Alessandro Arbo, Jacopo Conti, Vincenzo Santarcangelo et Giovanni Verrando signent Pour une écoute visionnaire, première partie du volume. Ils soulignent l’espace d’exploration que cet ennemi du formalisme ouvre à une génération gorgée de musique filtrée, par son intérêt pour une matière sonore propre à sculpter et la pénétration des fissures verticales du temps, rendue possible grâce aux musiciens spectraux. Ses titres sont souvent liés à des images (Bacon, Cronenberg, Lynch, Michaux, etc.) et ses emprunts à l’univers pop-rock (Brian Eno, Pink Floyd, Pan Sonic, etc.) – tout en gardant son art, prévient-il, « très loin de l’idée de contamination, d’hybridation des styles, de jeu postmoderne », à la manière de Ligeti.
Dans Vers le spectralisme (et au-delà), deuxième partie, Simone Beneventi, Florent Jedrzejewski, Martin Kaltenecker, Éric Maestri, Pierre Michel et Massimiliano Viel analysent quelques œuvres citées plus haut, et d’autres tels le solo pour percussion Golfi d’ombra qui nécessita une reconstruction, EnTrance à la ligne vocale en esthétique « biomorphe », Lost et son langage post-spectral, et aussi Chorus, travail sur l’hybridation des timbres, ici analysé à la lumière du concept de grain. Cette dernière étude, tout particulièrement, salue l’inventivité du compositeur qui réunit guitar pitch pipe, kazoo, bouteilles, rasoir électrique, etc.
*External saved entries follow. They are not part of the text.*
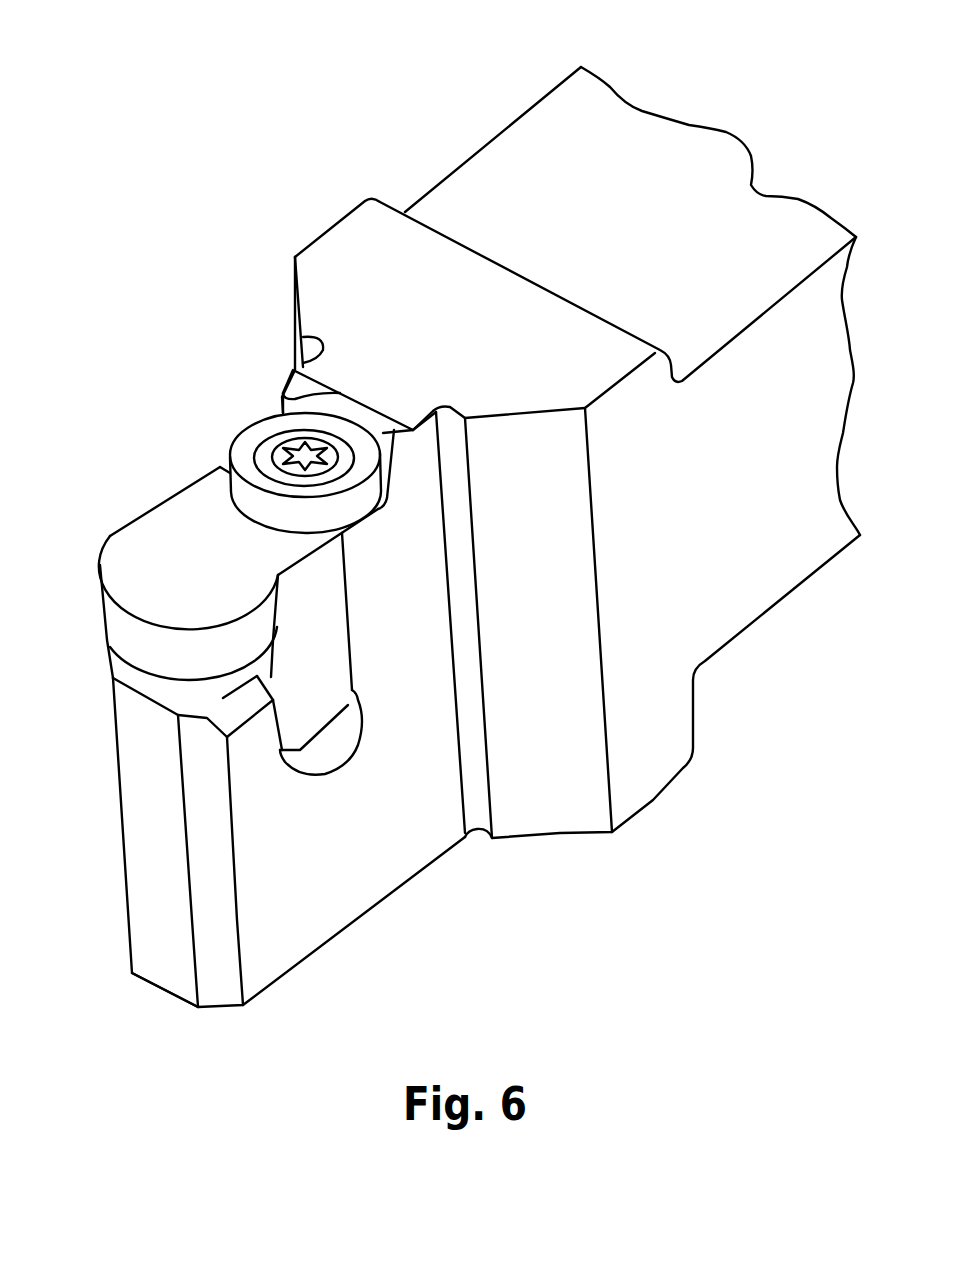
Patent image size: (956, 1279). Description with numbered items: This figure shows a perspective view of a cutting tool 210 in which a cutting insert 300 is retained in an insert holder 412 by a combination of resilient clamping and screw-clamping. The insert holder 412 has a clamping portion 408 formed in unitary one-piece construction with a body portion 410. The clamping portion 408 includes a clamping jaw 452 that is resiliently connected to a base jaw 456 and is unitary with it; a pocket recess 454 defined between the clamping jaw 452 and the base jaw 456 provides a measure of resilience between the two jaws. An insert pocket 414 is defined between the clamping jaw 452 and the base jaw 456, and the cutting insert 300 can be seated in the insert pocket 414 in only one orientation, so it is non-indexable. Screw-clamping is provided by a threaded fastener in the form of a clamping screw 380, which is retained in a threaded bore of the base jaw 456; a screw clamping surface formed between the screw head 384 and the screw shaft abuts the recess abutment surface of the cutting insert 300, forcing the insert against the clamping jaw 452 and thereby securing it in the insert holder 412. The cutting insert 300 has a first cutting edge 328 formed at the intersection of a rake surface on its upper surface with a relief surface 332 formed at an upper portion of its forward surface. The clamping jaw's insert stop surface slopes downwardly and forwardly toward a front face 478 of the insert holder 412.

The cutting tool 210 is at (117, 283).
The cutting insert 300 is at (312, 679).
The first cutting edge 328 is at (128, 620).
The relief surface 332 is at (137, 652).
The clamping screw 380 is at (252, 443).
The screw head 384 is at (253, 417).
The clamping portion 408 is at (392, 913).
The body portion 410 is at (665, 812).
The insert holder 412 is at (393, 817).
The insert pocket 414 is at (325, 737).
The clamping jaw 452 is at (155, 841).
The pocket recess 454 is at (328, 753).
The base jaw 456 is at (378, 585).
The front face 478 is at (157, 757).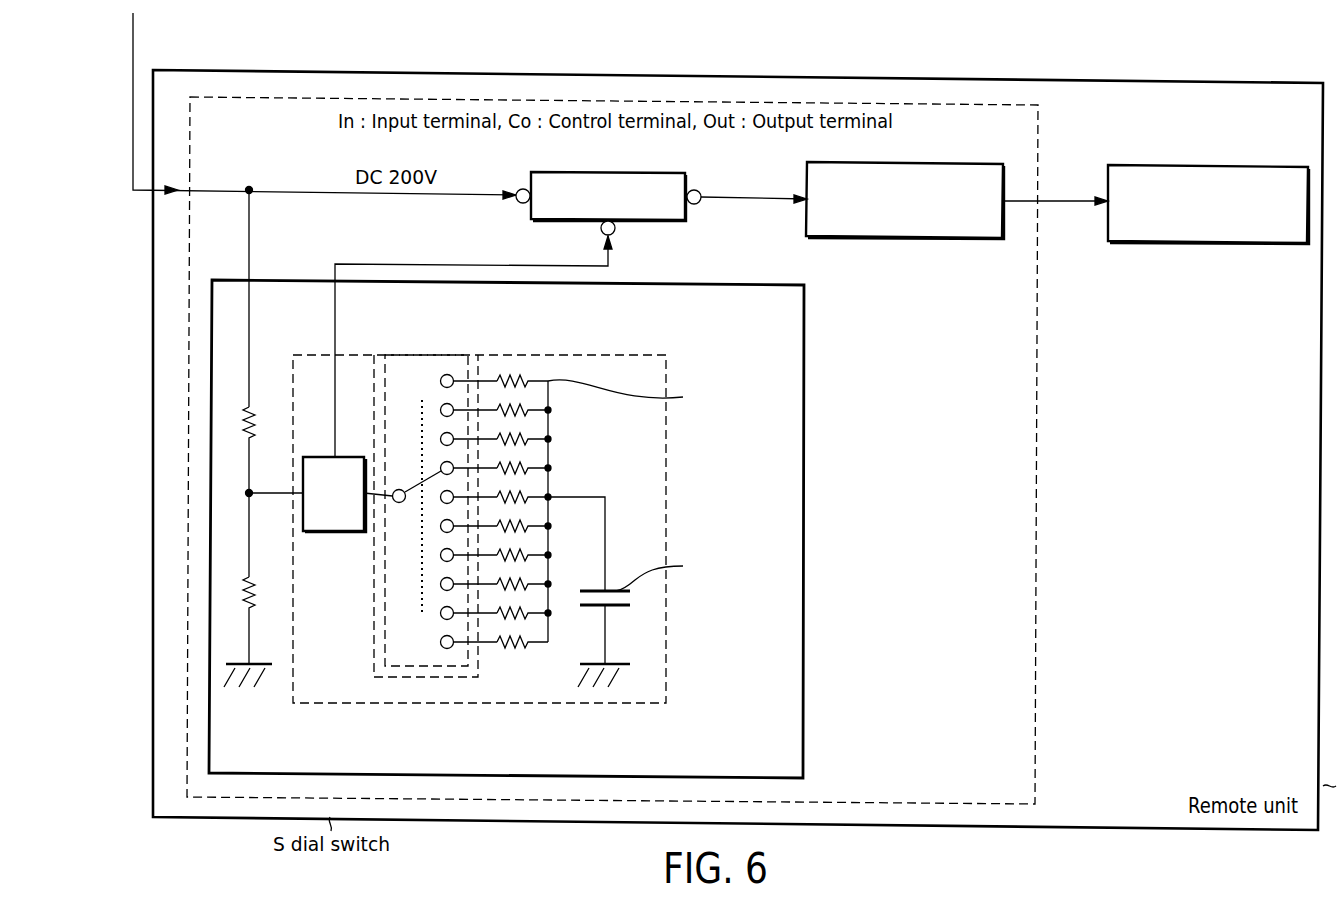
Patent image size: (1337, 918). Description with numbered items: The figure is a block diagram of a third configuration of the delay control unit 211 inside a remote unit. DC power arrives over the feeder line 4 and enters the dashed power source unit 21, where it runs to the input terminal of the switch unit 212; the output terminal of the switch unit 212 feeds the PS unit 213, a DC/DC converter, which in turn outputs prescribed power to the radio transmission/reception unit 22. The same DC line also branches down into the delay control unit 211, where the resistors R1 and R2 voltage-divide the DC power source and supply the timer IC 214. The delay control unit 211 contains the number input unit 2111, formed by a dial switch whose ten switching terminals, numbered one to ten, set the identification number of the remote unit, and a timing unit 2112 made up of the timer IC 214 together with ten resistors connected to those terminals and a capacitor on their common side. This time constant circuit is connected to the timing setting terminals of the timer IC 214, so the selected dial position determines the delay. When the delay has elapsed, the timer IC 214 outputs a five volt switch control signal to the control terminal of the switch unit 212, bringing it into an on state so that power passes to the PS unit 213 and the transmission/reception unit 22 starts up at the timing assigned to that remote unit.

The feeder line 4 is at (133, 28).
The power source unit 21 is at (1036, 758).
The radio transmission/reception unit 22 is at (1240, 165).
The delay control unit 211 is at (806, 727).
The switch unit 212 is at (620, 172).
The PS unit 213 is at (935, 162).
The timer IC 214 is at (333, 533).
The number input unit 2111 is at (403, 355).
The timing unit 2112 is at (455, 703).
The resistor R1 is at (264, 341).
The resistor R2 is at (264, 578).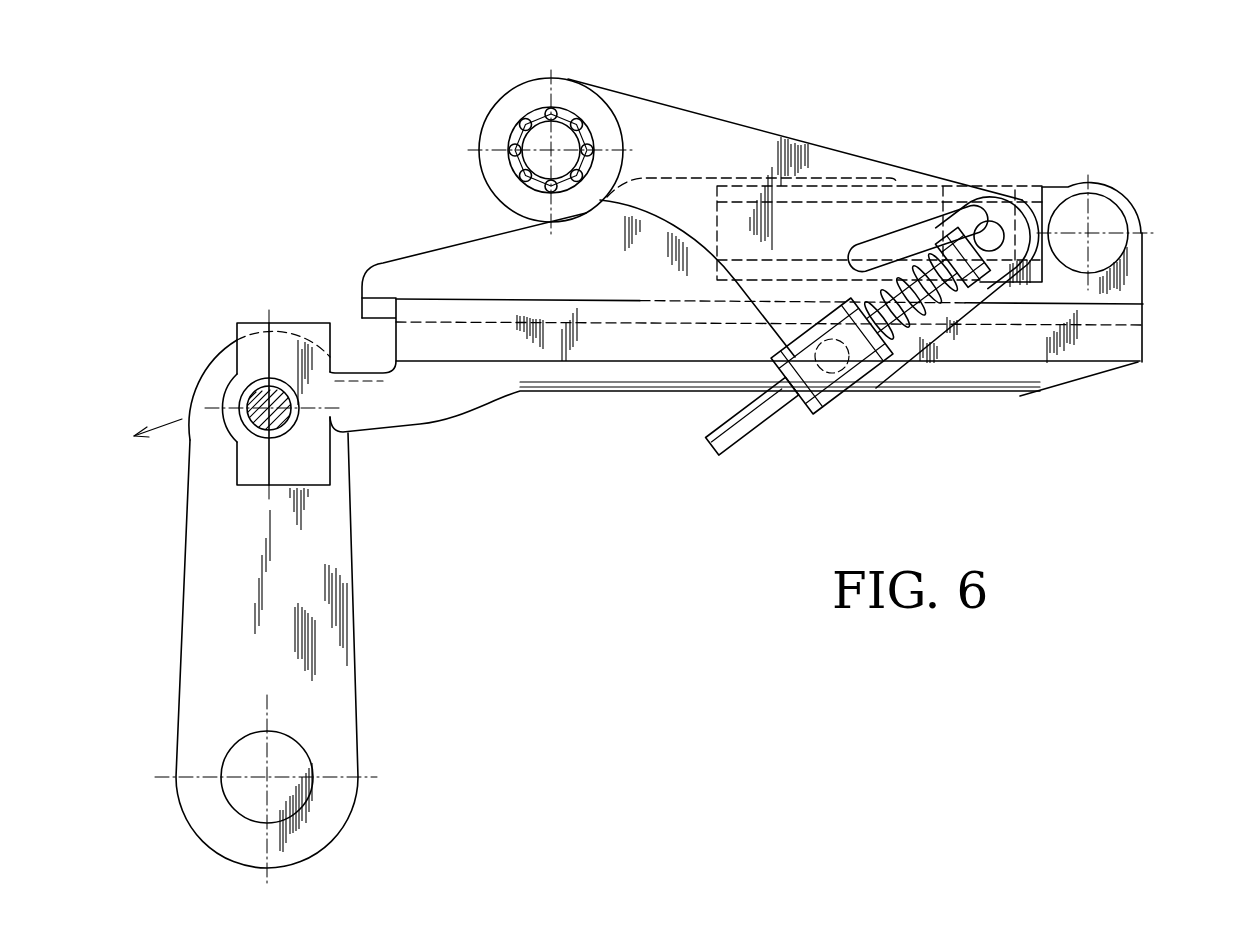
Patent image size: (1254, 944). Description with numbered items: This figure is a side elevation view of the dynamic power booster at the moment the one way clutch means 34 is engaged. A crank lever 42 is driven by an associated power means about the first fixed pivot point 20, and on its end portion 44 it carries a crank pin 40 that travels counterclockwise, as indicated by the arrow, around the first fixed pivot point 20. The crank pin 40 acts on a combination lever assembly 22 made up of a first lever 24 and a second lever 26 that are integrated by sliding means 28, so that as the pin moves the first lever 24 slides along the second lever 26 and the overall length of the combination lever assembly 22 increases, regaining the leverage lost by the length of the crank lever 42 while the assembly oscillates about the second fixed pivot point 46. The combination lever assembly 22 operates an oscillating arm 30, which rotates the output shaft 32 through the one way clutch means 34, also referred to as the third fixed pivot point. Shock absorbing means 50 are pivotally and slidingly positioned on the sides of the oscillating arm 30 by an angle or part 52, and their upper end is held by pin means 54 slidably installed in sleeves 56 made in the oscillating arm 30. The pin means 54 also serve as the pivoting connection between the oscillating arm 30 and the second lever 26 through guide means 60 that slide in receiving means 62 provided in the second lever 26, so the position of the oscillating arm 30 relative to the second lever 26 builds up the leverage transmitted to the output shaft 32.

Enfin, Pierluca Lanzilotta, Luigi Manfrin, Stefano Lombardi Vallauri et Isabella Vasilotta interviennent dans Professor Bad Trip, Audiodrome, An Index of Metals, troisième partie dont le titre annonce assez une scrutation des œuvres ultimes de Romitelli. Leurs contributions mettent en évidence, une nouvelle fois, un renouvellement du langage musical, dans la forme (présence électrique, électronique) et dans le fond (tension, répétition, déformation, liquéfaction, etc.). Elles parachèvent le portrait sensible et rigoureux d’un créateur pour qui la « musique doit être violente et énigmatique, car elle ne peut que refléter la violence de l’aliénation massive et du processus de normalisation qui nous entourent ».